Poste e il pacco Alitalia (anche per i cittadini)
[11 Ottobre 2013]
Sul caso Alitalia partiamo da una domanda: abbiamo veramente bisogno di una compagnia aerea di bandiera? La risposta, ormai di un’ovvietà disarmante, è: no. Non ci sono motivi di sicurezza nazionale. La dimensione occupazionale è inferiore a quella di altre gravi crisi industriali, tanto più se le attività potranno essere riassorbite da un acquirente. E il turismo, giustificazione principe della sventurata ed opacissima operazione di Berlusconi e degli imprenditori “patrioti”?
Se c’è qualche compagnia aerea che ha contribuito in questi anni a portare turisti in Italia non è certo stata Alitalia, ma (con proprio sostanzioso profitto) Ryanair o Easyjet. E la proiezione internazionale delle piccole imprese italiane? I nostri grandi aeroporti intercontinentali si chiamano da tempo Parigi, Francoforte e Monaco (dove c’è addirittura un pezzo di aeroporto tutto dedicato a noi italiani).

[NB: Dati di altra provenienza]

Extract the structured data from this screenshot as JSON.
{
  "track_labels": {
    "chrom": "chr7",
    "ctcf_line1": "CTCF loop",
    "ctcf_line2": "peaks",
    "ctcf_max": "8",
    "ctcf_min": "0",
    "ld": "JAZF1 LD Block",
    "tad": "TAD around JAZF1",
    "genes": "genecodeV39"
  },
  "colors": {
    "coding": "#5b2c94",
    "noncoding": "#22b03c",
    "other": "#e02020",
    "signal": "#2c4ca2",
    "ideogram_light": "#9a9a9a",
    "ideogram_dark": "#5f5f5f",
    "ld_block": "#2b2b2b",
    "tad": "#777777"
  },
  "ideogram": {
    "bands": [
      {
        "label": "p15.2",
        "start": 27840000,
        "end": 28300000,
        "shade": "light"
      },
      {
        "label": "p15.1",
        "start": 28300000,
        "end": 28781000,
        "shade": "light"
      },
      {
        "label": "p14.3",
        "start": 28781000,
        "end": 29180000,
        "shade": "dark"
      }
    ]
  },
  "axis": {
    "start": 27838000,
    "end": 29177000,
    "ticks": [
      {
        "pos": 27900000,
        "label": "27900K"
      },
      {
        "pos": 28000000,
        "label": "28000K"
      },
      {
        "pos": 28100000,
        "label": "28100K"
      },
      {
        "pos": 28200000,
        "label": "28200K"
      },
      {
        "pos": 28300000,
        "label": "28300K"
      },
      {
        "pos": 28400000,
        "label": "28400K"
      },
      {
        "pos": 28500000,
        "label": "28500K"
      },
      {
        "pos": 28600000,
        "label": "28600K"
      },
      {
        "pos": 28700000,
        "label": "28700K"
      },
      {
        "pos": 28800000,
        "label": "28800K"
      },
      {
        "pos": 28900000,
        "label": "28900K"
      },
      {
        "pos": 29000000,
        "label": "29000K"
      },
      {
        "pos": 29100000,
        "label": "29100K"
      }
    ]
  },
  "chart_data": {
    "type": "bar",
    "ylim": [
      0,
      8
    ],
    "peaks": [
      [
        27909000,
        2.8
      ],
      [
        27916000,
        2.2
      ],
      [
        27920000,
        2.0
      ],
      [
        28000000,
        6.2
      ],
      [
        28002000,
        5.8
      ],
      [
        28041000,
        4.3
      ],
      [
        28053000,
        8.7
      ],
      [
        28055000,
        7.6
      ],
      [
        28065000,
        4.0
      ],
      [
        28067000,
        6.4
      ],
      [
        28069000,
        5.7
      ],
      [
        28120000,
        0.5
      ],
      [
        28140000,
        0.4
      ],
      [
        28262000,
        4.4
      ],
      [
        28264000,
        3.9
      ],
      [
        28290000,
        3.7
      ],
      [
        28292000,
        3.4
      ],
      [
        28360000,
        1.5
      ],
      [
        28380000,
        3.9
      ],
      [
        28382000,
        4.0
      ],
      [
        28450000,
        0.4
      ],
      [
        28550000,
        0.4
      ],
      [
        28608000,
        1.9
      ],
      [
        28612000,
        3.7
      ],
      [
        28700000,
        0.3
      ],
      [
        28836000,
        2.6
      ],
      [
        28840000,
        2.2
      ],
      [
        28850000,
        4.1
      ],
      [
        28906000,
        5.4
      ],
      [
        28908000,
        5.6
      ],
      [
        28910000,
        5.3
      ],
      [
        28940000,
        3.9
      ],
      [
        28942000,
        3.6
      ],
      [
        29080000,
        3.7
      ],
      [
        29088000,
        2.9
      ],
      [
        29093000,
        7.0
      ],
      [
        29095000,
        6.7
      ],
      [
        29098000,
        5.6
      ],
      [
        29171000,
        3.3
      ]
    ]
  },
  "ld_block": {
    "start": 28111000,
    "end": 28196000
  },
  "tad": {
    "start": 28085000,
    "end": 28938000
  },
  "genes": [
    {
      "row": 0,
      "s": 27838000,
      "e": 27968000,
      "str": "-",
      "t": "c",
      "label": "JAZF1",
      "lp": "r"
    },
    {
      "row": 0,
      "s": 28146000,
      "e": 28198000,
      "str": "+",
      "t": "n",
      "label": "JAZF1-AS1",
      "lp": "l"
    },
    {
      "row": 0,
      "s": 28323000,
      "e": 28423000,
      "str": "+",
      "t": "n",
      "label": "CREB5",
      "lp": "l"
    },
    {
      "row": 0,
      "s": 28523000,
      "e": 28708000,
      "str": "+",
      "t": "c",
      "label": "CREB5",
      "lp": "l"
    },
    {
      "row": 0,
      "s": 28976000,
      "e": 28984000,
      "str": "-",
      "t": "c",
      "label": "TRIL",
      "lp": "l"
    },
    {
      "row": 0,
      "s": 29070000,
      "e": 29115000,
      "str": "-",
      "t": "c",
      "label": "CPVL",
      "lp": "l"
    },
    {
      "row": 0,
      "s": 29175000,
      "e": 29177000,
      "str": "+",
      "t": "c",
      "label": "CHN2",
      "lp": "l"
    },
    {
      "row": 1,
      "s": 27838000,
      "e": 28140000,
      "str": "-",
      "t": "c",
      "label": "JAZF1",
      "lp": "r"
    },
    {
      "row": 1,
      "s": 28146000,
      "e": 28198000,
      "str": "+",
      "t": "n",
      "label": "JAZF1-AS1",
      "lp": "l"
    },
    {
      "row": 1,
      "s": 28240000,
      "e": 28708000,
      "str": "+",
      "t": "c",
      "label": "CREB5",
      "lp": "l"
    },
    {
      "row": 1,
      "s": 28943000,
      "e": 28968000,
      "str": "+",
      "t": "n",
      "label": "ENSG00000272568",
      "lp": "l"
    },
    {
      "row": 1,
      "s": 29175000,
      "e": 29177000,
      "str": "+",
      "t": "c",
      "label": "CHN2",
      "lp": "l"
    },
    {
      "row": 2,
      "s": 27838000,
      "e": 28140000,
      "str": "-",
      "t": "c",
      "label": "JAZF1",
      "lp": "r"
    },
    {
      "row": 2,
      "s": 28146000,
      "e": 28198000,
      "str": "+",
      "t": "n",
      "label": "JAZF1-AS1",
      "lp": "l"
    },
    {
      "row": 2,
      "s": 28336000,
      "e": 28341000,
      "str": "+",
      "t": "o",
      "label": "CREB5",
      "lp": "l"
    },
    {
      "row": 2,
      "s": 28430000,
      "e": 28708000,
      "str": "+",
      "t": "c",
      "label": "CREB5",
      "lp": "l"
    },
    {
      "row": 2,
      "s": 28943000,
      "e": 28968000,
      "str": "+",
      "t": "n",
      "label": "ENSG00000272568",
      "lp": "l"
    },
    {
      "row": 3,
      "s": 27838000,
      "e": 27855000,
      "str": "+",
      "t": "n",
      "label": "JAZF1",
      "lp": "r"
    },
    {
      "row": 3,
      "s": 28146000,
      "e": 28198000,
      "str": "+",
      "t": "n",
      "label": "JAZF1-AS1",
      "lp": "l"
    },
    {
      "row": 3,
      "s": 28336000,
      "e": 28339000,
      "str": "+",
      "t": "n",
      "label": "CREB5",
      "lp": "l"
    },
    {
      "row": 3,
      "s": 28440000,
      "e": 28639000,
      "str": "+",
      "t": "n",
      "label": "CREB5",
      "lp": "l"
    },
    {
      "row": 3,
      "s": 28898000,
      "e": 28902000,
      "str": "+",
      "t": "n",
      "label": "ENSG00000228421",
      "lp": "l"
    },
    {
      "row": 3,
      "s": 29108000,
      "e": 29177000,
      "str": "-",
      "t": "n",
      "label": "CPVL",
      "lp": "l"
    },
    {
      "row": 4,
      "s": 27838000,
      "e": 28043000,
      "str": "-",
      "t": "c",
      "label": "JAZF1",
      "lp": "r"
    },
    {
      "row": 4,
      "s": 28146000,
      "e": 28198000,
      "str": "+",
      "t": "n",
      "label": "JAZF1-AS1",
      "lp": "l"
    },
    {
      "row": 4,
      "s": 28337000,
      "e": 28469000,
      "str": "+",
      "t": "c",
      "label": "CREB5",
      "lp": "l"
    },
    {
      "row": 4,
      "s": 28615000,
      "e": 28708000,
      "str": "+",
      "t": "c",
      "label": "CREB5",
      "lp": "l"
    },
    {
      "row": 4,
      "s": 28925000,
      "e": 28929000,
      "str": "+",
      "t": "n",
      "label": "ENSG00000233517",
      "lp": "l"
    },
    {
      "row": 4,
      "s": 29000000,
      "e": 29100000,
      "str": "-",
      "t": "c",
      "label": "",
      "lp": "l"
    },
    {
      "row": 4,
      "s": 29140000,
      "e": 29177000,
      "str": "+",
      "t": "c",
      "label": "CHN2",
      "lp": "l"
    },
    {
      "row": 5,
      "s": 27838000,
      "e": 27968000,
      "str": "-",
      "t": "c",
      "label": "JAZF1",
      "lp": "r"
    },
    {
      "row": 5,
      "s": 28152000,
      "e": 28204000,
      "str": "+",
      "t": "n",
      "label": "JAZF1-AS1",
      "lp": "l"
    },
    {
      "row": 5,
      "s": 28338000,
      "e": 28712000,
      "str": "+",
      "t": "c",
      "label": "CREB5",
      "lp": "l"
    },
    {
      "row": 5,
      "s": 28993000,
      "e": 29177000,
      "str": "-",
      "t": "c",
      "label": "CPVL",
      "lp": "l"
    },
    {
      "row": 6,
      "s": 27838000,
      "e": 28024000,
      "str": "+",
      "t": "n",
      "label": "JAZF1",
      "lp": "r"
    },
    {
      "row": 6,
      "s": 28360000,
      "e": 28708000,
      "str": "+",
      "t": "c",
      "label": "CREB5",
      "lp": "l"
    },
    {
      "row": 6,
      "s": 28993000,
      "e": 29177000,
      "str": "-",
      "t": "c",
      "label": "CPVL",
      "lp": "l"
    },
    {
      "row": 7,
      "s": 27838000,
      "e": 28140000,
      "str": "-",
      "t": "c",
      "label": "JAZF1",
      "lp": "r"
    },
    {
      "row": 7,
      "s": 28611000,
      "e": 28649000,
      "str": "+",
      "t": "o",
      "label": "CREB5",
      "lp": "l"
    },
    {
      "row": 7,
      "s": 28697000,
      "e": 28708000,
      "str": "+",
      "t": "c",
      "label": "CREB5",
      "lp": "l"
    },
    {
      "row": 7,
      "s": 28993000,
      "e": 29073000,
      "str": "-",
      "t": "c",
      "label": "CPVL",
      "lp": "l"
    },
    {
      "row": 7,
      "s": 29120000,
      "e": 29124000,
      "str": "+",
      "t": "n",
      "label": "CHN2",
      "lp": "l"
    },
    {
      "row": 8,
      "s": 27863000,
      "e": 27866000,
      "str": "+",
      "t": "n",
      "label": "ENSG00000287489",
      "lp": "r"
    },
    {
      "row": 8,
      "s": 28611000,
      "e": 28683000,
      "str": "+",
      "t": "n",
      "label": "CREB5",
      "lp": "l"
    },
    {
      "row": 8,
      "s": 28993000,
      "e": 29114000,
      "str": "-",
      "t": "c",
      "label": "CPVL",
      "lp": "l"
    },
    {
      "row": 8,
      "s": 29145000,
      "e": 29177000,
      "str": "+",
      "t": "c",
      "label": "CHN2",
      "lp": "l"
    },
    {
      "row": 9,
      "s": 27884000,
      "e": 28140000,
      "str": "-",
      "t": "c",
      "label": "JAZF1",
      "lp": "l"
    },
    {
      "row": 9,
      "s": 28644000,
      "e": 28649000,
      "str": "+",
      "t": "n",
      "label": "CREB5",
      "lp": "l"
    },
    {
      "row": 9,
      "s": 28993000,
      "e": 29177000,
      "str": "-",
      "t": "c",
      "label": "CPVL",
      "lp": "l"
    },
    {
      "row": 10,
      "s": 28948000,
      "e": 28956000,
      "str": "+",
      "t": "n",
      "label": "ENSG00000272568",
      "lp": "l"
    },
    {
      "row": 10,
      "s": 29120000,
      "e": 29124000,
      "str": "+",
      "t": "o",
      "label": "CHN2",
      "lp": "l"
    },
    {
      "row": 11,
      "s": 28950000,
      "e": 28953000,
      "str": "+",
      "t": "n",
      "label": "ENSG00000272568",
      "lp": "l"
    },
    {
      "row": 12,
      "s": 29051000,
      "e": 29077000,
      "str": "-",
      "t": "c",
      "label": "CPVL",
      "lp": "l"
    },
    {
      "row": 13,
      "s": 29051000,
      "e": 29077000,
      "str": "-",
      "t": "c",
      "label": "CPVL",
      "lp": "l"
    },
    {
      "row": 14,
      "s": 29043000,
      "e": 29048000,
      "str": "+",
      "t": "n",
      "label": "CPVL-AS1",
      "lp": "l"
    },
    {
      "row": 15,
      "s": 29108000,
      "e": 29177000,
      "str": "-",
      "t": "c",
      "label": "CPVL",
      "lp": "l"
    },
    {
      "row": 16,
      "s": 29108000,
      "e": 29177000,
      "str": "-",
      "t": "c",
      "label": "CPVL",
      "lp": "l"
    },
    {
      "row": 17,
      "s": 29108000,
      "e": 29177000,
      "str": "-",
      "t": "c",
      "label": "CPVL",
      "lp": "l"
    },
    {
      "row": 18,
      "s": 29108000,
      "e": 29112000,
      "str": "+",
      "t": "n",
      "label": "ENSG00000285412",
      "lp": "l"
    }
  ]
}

Ora sono le Poste Italiane chiamate al dovere patriottico di immettere denaro fresco per impedire il blocco dei voli e, ancora una volta, il cittadino contribuente non decide ma paga. La vicenda ha i contorni dell’assurdo, che contrastano duramente con la proclamata razionalità stabilizzatrice che la retorica ufficiale attribuisce al governo delle larghe intese.
Poco convincente è l’argomentazione che così facendo si permette ad Alitalia di gestire da posizioni di forza un possibile rapporto con Air France. Quali posizioni di forza? Il posizionamento competitivo di Alitalia è oggi lo stesso di ieri: quella di un’impresa sottodimensionata, senza strategia, senza bussola, senza piano industriale.
Giustamente Milena Gabanelli sostiene su Corriere.it che noi cittadini/contribuenti siamo diventati così azionisti, ma “azionisti di un problema” e che o gli imprenditori patrioti decidono di investire nella loro impresa o la soluzione fisiologica rimane, come per qualsiasi impresa privata, quella del fallimento. Non sarebbe una novità: è fallita la belga Sabena e persino la svizzera Swissair… Il Belgio e la Svizzera sono ancora lì.
E resta poi sullo sfondo la domanda se nell’Italia di oggi quelle risorse finanziarie che ora vengono impiegate a “salvare” la livrea bianco-rosso-verde non avrebbero avuto miglior uso in funzione di una strategia di sviluppo moderna, realistica, orientata al futuro. Temiamo però che Alitalia sia più di un “caso”, ma in fondo il paradigma di un Paese intero e di una classe dirigente, impegnati in un confuso, sconclusionato tentativo di non restare a terra, senza più carburante.